Al-Shabab has vowed to carry out a large-scale attack in Nairobi in retaliation for Kenya sending troops into Somalia to fight the Islamist insurgents. The Kenyan government blames al-Shabab for several kidnappings on Kenyan soil, including those of four Europeans. The kidnappings greatly harmed the Kenya’s coastal tourism industry.
Rogo was acquitted in 2005 of murder charges for the 2002 bombing of a tourist hotel which killed more than 12 people.
He is the fifth alleged Muslim extremist who has been killed or who disappeared in the last four months, according to human rights campaigners. One corpse was found mutilated and the other four men vanished.
Hassan Omar Hassan, a former deputy head of the government-funded, Kenya National Commission on Human Rights, said police had used the strategy of eliminating suspects before.
In a 2008 report, the commission said Kenyan police were to blame for the executions and disappearances of more than 500 people who were suspected of being members of a notorious gang during a crackdown on the gang from June-October 2007.
After the report’s release, a police driver who told the commission he witnessed more than 50 executions by police was killed while in witness protection.

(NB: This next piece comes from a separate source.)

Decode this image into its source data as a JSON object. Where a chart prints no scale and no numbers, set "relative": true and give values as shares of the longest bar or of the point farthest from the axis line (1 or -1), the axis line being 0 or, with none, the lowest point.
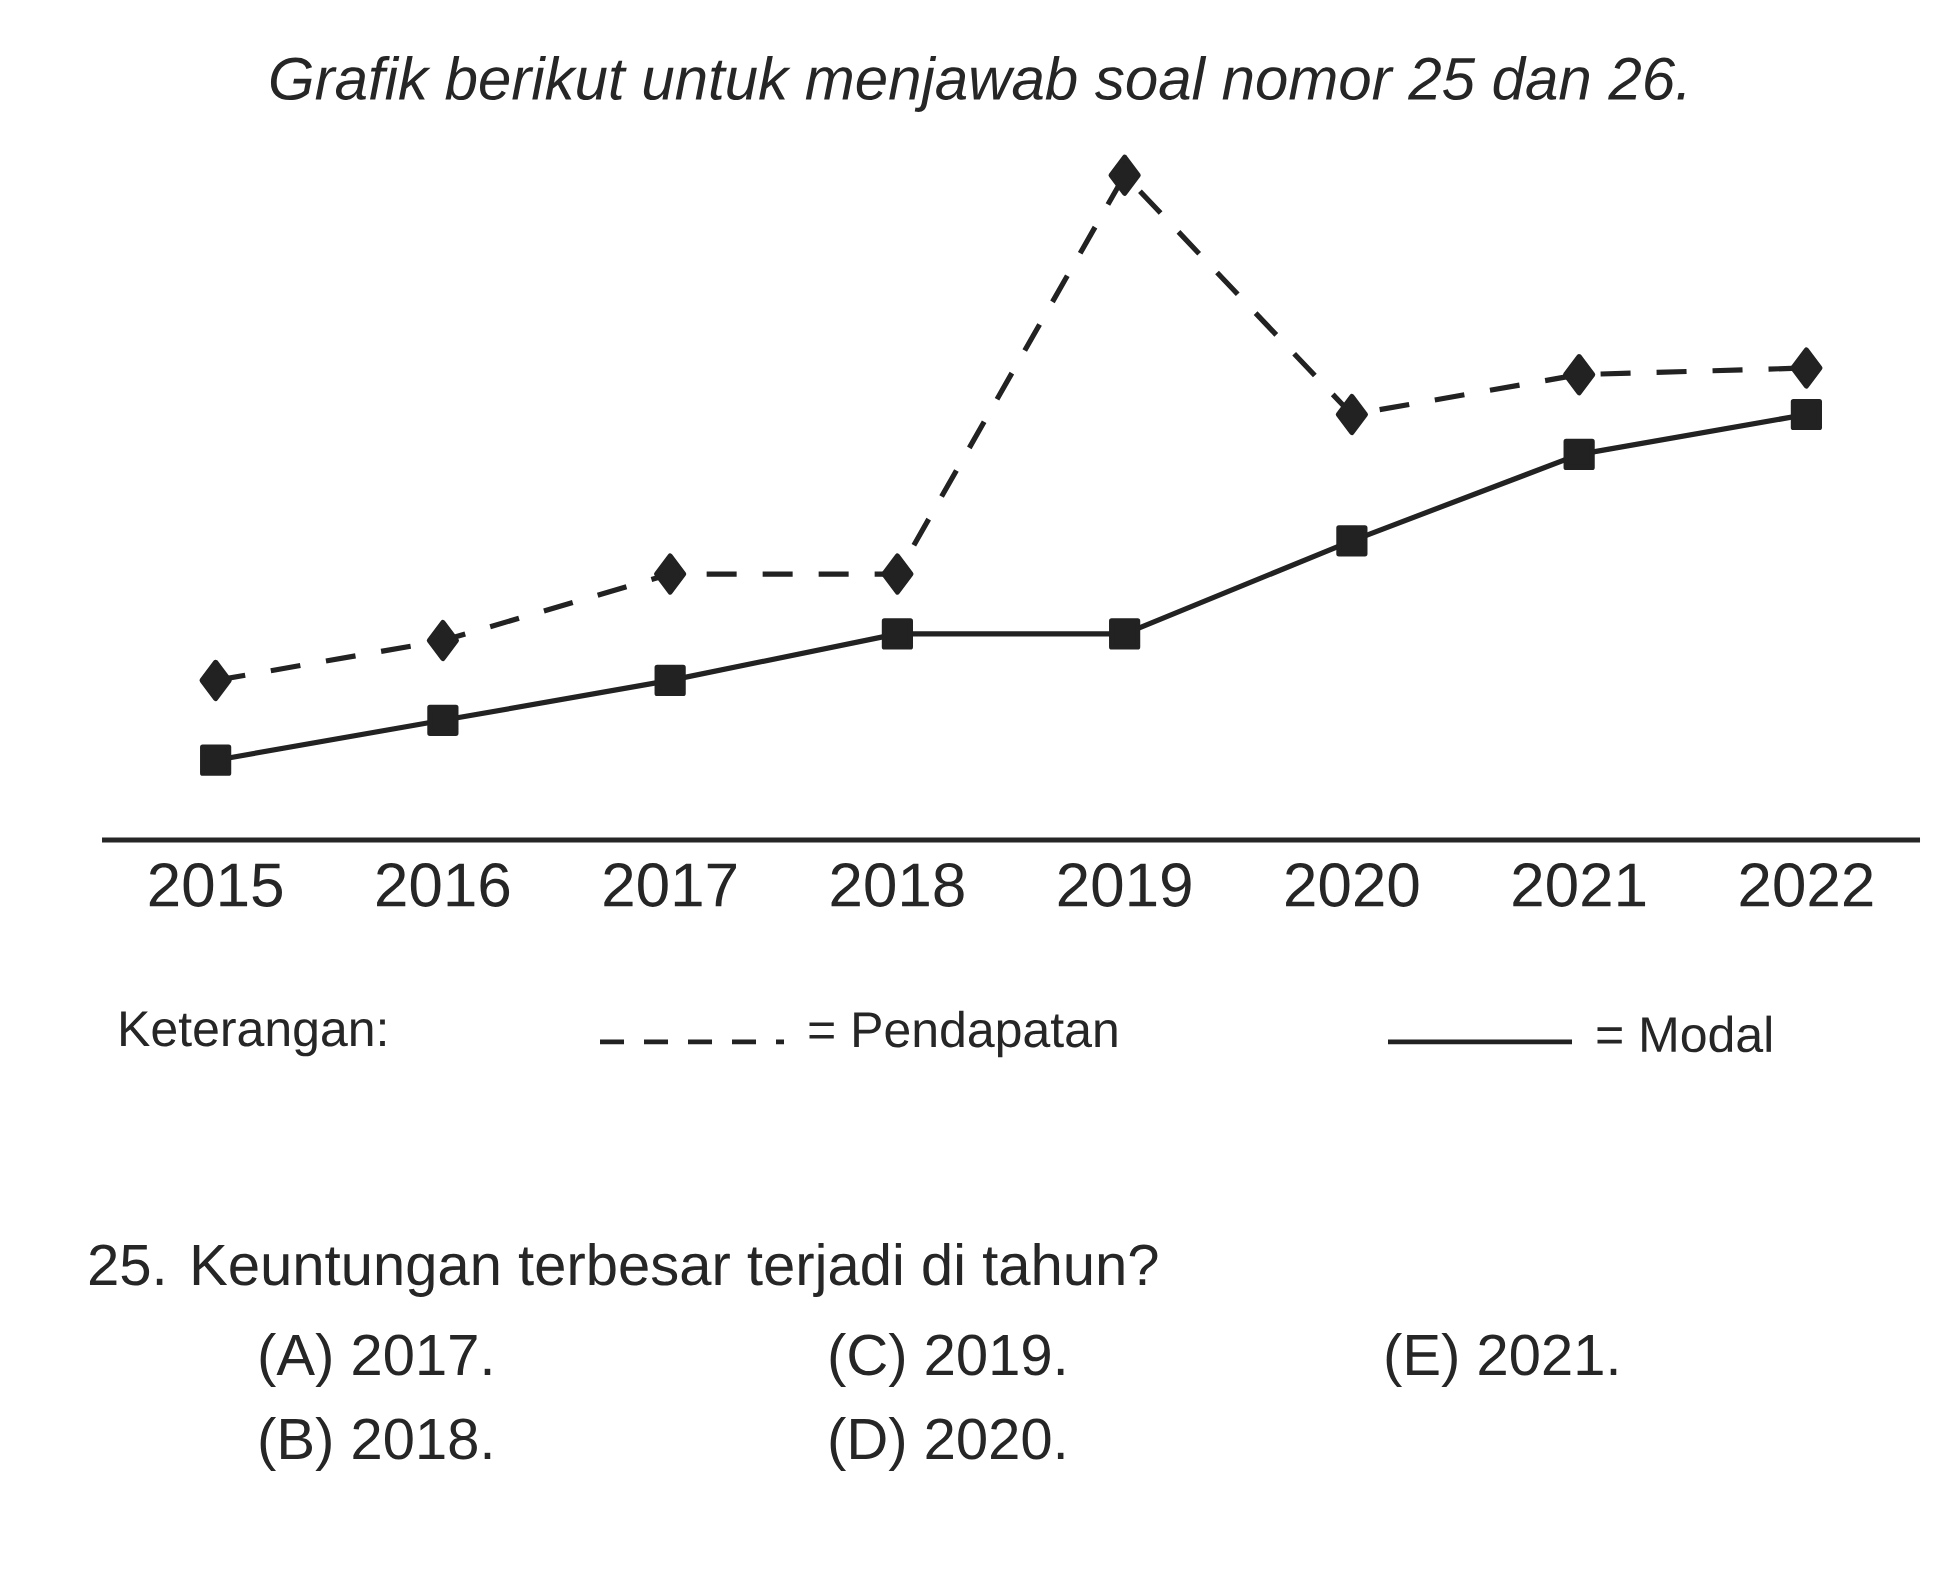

Philip Alston, then the U.N.’s expert on extrajudicial killings, investigated the deaths and disappearance of gang members and concluded in 2009 that Kenyan police were running death squads. A week after Alston’s report, two rights activist who spoke to Alston were shot dead. Their car was raked with automatic gunfire on a leafy suburban street a minute’s walk from the heavily guarded presidential residence.
Hassan said that the extra-judicial killings and forced disappearances of terror suspects would further radicalize Muslim youth.
“The only way to solve issues is through the rule of law. Apply it objectively,” Hassan said.
Kenya police are under pressure to prevent an al-Shabab attack. Already several grenade attacks that police blamed on al-Shabab have been carried out inside Kenya.
Kenya’s police force, however, is constrained from carrying out its work because of poor pay, which has led to corruption, and because of a lack of facilities. Few police here have cars, for instance, and those who do are given little fuel.
Britain in April donated six cars to the anti-terror police unit. The German government donated nearly a dozen vehicles to the unit the previous month.